Он сказал: «Мистер Мертон примет вас минут через десять», но это перебило разговор. Старый Крэк заявил, что ему пора идти; племянник вышел вместе с ним и с его спутником — юристом, а Браун остался наедине с секретарем. Черный великан в счет не шел — так неподвижно он сидел, обратив к ним широкую спину и не сводя глаз с двери.
— Охраняем мы его тщательно, как видите, — сказал секретарь. — Вы, должно быть, слыхали о Даниэле Роке. Небезопасно часто и надолго оставлять шефа одного.
— Но сейчас-то ведь он один? — спросил Браун. Секретарь поднял на него серьезные серые глаза.
— Четверть часа, — сказал он, — только четверть часа из двадцати четырех. Дольше он один не бывает. А эти четверть часа он ни за что не уступит, и не без причины.
— А именно? — заинтересовался посетитель. Уилтон, секретарь, смотрел все так же внимательно, но губы его сурово сжались.
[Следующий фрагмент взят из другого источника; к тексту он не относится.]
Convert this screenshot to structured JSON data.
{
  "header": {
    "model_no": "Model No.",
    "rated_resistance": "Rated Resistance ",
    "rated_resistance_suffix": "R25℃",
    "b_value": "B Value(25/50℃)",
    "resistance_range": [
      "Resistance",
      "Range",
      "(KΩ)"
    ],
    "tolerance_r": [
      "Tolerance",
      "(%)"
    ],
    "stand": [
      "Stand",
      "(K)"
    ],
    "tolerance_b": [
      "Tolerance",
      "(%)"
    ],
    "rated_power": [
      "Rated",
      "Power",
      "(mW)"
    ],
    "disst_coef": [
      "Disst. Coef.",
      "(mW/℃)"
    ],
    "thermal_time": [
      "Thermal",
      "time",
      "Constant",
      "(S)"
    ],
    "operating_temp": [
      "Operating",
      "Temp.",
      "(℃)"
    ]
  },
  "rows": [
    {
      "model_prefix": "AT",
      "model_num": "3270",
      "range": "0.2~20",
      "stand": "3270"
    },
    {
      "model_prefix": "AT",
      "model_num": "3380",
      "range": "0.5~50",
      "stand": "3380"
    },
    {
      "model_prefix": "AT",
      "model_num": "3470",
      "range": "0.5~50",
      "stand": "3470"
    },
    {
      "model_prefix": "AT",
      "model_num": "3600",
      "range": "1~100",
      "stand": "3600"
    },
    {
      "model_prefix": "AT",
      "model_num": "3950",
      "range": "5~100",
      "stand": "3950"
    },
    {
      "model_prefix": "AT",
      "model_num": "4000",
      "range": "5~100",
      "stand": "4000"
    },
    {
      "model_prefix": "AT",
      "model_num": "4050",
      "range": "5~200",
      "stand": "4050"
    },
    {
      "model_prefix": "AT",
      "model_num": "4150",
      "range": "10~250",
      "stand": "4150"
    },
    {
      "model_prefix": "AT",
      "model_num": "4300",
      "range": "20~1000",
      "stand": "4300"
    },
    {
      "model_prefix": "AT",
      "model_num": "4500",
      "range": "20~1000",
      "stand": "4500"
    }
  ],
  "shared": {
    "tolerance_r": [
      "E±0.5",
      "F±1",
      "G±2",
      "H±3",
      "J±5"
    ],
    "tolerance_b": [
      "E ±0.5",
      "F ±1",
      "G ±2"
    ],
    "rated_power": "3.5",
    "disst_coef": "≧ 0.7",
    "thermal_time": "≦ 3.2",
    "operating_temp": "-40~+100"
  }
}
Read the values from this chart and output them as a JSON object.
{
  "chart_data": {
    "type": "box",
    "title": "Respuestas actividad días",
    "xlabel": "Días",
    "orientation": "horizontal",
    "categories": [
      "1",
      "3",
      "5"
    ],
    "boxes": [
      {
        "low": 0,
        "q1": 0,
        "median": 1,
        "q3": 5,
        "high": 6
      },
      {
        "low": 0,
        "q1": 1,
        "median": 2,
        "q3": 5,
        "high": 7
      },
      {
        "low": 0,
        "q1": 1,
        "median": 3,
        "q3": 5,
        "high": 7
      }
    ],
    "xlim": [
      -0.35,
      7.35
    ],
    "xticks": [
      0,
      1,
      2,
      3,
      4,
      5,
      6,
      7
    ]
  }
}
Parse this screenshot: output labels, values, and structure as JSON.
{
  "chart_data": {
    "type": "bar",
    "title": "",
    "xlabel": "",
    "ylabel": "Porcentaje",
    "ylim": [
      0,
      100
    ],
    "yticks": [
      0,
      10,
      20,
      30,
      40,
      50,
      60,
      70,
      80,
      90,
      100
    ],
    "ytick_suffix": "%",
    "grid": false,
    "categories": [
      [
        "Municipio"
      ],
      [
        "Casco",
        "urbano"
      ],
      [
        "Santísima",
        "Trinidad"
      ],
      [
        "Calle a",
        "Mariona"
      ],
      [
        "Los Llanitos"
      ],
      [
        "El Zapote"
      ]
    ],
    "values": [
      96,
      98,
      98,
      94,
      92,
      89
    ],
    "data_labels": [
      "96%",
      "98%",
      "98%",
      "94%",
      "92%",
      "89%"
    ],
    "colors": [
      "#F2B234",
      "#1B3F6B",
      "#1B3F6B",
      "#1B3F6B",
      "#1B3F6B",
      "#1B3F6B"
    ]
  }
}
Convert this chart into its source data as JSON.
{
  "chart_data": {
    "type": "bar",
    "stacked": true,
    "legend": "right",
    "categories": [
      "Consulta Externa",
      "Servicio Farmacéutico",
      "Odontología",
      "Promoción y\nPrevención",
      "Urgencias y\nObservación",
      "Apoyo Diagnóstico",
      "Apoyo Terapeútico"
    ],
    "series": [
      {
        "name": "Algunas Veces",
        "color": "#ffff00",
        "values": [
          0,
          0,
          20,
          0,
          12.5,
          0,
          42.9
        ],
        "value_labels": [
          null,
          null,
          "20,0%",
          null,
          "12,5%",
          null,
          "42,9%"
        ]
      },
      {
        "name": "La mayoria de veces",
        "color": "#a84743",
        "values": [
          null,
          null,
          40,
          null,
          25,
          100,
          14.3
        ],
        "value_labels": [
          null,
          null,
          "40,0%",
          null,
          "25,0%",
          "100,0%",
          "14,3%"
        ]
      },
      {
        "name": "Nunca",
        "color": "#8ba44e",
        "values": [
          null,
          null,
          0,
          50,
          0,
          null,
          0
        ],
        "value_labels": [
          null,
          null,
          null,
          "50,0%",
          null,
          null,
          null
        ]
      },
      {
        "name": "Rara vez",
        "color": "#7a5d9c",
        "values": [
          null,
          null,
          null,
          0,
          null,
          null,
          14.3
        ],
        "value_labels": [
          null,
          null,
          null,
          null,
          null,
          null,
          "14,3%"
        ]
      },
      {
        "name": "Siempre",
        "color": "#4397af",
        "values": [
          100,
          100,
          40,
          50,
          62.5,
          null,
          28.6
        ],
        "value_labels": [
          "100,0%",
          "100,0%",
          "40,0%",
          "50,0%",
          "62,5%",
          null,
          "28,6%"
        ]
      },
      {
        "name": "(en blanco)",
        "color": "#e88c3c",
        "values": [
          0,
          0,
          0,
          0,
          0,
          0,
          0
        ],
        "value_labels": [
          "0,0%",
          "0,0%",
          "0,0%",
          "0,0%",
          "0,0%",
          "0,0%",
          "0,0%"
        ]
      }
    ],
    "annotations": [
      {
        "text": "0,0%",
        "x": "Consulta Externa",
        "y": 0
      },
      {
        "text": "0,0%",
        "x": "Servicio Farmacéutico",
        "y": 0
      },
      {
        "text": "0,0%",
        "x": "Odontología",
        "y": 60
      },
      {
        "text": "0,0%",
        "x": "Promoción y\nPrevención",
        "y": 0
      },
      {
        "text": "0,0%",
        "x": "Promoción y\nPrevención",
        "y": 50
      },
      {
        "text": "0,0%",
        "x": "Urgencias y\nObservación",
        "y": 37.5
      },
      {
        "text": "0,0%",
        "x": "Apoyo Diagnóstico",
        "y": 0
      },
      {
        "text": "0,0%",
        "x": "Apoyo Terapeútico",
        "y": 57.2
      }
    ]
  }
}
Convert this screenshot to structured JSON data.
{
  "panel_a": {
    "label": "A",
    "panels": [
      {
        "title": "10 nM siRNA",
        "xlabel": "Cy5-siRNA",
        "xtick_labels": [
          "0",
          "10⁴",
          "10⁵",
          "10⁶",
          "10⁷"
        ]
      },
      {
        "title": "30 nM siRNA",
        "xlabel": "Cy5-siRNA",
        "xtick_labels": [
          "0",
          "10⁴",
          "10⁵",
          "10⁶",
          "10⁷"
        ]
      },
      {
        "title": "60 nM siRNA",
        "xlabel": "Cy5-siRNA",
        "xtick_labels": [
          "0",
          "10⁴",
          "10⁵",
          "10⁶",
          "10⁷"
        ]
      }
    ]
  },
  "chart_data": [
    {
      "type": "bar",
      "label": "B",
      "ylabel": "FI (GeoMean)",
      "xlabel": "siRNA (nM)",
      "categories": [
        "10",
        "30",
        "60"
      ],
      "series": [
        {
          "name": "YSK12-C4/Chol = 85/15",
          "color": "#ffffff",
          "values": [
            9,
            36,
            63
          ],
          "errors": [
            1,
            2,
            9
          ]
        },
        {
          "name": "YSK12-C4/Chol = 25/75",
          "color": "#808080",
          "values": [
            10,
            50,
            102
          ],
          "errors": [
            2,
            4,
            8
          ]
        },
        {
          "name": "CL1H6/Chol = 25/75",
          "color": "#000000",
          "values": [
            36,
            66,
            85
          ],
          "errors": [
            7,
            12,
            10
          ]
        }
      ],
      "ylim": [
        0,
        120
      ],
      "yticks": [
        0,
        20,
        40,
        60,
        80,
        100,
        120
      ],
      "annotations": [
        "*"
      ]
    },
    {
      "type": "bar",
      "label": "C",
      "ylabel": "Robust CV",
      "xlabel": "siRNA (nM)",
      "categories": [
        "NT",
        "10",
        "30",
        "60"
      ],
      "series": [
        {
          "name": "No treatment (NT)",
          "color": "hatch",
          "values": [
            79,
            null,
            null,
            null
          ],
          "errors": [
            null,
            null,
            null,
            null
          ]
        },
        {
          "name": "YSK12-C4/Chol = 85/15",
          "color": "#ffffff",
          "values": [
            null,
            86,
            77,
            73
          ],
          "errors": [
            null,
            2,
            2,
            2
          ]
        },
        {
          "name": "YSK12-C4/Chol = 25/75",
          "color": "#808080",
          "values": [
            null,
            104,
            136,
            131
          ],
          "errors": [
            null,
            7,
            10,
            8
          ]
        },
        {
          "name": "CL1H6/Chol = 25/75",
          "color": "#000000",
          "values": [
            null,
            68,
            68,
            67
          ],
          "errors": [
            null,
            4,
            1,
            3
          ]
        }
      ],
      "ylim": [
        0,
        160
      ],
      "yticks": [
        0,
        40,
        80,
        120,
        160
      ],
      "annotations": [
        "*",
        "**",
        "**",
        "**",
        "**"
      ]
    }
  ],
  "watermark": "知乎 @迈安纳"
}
— Коптская Чаша, — сказал он. — Вы, может быть, забыли о Коптской Чаше, но он никогда о ней не забывает, и ни о чем вообще. Он никому из нас не доверяет ее. Она заперта где-то там, в комнате, он один может ее достать и достает только тогда, когда никого нет рядом. Вот и приходится эти четверть часа рисковать, пока он любуется ею. Больше он ничем на свете не любуется. Впрочем, риска, в сущности, нет. Я сам устроил тут мышеловку, в которую и черт не заберется, во всяком случае — не выберется. Если бы этот проклятый Рок нанес нам визит, ему пришлось бы остаться к обеду! Четверть часа я сижу здесь, но если я услышу выстрел или шум борьбы — я нажимаю кнопку, электрический ток охватывает стену сада, и всякий, кто вздумает перебраться через нее, обречен на смерть. Да выстрела и быть не может: единственный вход — вот этот, а единственное окно, у которого он сидит, — на самом верху башни. Стены отвесные, скользкие, как смазанный маслом шест. Конечно, мы все здесь вооружены. Если бы Рок явился сюда, он бы не выбрался живым.
Браун, моргая, смотрел на ковер и думал. Вдруг он сказал, может быть, в шутку:
— Надеюсь, вы не обидитесь? Мне только что пришло в голову… Это про вас…
— Про меня? — переспросил Уилтон. — Что же именно?
— Мне кажется, — ответил Браун, — вы человек одержимый и ваша цель — не столько спасти Мертона, сколько поймать Рока.
Уилтон едва заметно вздрогнул, не отрывая глаз от собеседника; затем сурово сжатый рот мало-помалу расплылся в странной улыбке.
— Как вы… Почему вы так подумали? — спросил он.
— Вы сказали, что, если услышите выстрел, вы тотчас же пустите ток и отрежете путь врагу, — объяснил священник. — А не пришло вам в голову, что выстрел может убить вашего патрона раньше, чем ток убьет убийцу? Я не хочу сказать, что вы не станете защищать мистера Мертона, но это у вас как-то на втором плане. Охрана здесь самая тщательная — вы, кажется, все продумали. Но по всему видно: вы больше хотите поймать убийцу, чем спасти жертву.
— Отец Браун, — сказал секретарь своим обычным спокойным тоном, — вы очень наблюдательны, но в вас есть не только это. От вас ничего не хочется скрывать. Надо мною уже подшучивают, называют маньяком за то, что я гоняюсь за ним. Возможно, что я и маньяк. Но открою вам то, чего никто не знает: мое полное имя — Джон Уилтон Гордер.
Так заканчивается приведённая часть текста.